La mêlée, socle historique du rugby français, traverse une crise profonde.
Le retrait forcé d’Uini Atonio pour des raisons cardiaques laisse le XV de France orphelin à un poste clé : pilier droit, un rôle fondamental pour l’équilibre du pack.
### Un héritage menacé
Des figures comme Christian Califano ou Nicolas Mas ont bâti l’identité robuste du rugby tricolore. Aujourd’hui, cet héritage se heurte à une dure réalité : le manque cruel de joueurs internationaux capables de tenir le flanc droit en mêlée.
William Servat, membre du staff, mise sur les progrès de Dorian Aldegheri, mais l’inquiétude domine. Pour Didier Retière, ancien directeur technique national, la dépendance passée à Atonio a caché une faiblesse structurelle au sein de la formation.
Dans Le Figaro, il déclare : « Quand tu as un mec qui comme ça, c’est l’arbre qui cache la forêt. Ça veut dire que, derrière, il y a un petit trou. Les autres sont sur des profils un peu différents. Aldegheri, par exemple, est un joueur qui est capable de répondre aux exigences de déplacements, de courses, de plaquages. Mais par contre, il est un peu moins fort en mêlée… »
### Formation et maturité, les clés du défi
Le poste de pilier droit est singulier et demande une maturité tardive, conjuguant technique poussée et adaptation aux règles fluctuantes entre Top 14 et arbitrages internationaux.
Didier Retière pointe une problématique majeure : « On a aujourd’hui des profils de piliers qui sont des profils pour le Top 14, où l’on n’a pas des matchs avec beaucoup de courses, par exemple. Après, ils sont durs dans le combat, mais on a du mal. Et je pense que c’est aussi un problème lié à la formation. »
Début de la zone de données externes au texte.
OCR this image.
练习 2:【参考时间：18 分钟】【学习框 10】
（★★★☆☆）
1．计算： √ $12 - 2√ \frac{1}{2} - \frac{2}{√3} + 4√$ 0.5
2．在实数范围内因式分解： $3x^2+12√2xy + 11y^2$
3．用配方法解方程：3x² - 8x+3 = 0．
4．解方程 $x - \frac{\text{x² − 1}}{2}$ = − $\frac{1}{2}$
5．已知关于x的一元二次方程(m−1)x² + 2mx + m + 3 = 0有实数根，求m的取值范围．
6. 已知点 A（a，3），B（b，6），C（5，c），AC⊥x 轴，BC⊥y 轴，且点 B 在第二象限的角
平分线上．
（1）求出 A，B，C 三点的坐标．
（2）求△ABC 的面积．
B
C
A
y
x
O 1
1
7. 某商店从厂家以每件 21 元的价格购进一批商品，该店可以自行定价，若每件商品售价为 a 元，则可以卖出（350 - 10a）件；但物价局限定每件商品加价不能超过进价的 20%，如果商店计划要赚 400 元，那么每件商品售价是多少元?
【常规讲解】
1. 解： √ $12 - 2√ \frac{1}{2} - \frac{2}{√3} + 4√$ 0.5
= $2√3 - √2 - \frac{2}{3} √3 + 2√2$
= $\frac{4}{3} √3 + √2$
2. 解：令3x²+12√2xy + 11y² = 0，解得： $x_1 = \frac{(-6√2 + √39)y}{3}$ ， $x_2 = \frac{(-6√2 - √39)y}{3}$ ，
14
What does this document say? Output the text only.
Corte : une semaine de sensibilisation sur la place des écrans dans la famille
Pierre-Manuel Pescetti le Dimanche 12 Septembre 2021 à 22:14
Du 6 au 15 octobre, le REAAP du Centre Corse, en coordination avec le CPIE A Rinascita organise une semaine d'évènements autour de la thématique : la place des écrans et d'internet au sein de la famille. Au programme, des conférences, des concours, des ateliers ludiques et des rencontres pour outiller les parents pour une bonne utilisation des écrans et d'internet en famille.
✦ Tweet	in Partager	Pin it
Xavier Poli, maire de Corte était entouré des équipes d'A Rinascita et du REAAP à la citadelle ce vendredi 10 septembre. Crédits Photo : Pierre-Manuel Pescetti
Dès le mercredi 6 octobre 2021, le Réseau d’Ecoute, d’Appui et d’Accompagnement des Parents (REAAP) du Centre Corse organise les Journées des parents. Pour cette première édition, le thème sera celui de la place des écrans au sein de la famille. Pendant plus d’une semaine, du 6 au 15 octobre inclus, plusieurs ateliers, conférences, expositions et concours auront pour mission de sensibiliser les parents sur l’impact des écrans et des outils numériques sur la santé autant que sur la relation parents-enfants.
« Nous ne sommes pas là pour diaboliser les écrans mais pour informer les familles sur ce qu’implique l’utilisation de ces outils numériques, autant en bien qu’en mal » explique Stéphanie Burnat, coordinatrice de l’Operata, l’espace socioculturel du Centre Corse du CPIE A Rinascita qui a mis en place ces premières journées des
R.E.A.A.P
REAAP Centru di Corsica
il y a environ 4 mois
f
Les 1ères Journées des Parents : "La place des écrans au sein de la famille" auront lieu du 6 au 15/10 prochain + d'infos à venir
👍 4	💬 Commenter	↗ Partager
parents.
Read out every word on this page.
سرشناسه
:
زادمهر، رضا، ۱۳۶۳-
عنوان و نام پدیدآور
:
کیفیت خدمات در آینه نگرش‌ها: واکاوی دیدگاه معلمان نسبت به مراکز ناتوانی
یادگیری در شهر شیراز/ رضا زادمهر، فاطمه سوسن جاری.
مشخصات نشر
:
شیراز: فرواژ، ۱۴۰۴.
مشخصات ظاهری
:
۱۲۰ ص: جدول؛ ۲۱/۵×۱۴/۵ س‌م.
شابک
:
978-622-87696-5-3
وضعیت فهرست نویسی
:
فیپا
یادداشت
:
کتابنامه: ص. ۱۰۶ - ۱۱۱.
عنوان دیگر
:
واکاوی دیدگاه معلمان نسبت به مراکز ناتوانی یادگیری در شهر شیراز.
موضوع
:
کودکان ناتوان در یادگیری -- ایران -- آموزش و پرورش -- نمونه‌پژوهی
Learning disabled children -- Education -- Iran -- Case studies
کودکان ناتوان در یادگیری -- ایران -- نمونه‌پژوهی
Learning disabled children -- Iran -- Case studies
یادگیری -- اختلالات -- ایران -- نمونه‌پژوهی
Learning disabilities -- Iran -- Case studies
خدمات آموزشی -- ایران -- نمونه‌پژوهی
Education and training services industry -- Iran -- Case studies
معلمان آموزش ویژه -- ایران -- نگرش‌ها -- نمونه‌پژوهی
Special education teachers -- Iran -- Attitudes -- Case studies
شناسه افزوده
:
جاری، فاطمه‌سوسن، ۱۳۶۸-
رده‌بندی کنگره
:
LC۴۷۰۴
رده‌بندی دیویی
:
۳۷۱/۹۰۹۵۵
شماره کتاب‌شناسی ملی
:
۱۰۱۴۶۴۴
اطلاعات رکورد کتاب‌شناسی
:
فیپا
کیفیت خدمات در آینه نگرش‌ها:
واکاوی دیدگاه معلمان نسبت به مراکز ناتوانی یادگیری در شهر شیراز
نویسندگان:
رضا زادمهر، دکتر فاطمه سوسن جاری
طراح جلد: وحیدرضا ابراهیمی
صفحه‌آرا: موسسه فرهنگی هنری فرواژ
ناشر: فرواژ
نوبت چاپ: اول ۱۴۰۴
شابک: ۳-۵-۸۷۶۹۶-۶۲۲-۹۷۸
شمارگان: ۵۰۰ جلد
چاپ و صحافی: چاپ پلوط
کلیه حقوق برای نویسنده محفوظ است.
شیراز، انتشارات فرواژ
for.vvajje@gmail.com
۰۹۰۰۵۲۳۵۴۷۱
Ce déclin s’explique aussi par le manque d’attractivité du poste, souvent délaissé par de jeunes talents attirés par des rôles plus valorisés en attaque.
Pour Thomas Domingo, entraîneur adjoint à la Section Paloise, la solution est claire : « On a quand même moins de joueurs qui potentiellement peuvent jouer pilier. Un jeune préfère toujours jouer 9, 10 ou des postes où ça envoie du jeu et où c’est un peu plus mis en avant. Certains joueurs, qui ont le profil pour faire de bons piliers, jouent plutôt en deuxième ou troisième ligne chez les jeunes. Il faudrait les réorienter plus tôt vers les postes de première ligne, pour qu’ils acquièrent très tôt des automatismes et qu’ils apprennent à aimer ce combat si particulier en mêlée. »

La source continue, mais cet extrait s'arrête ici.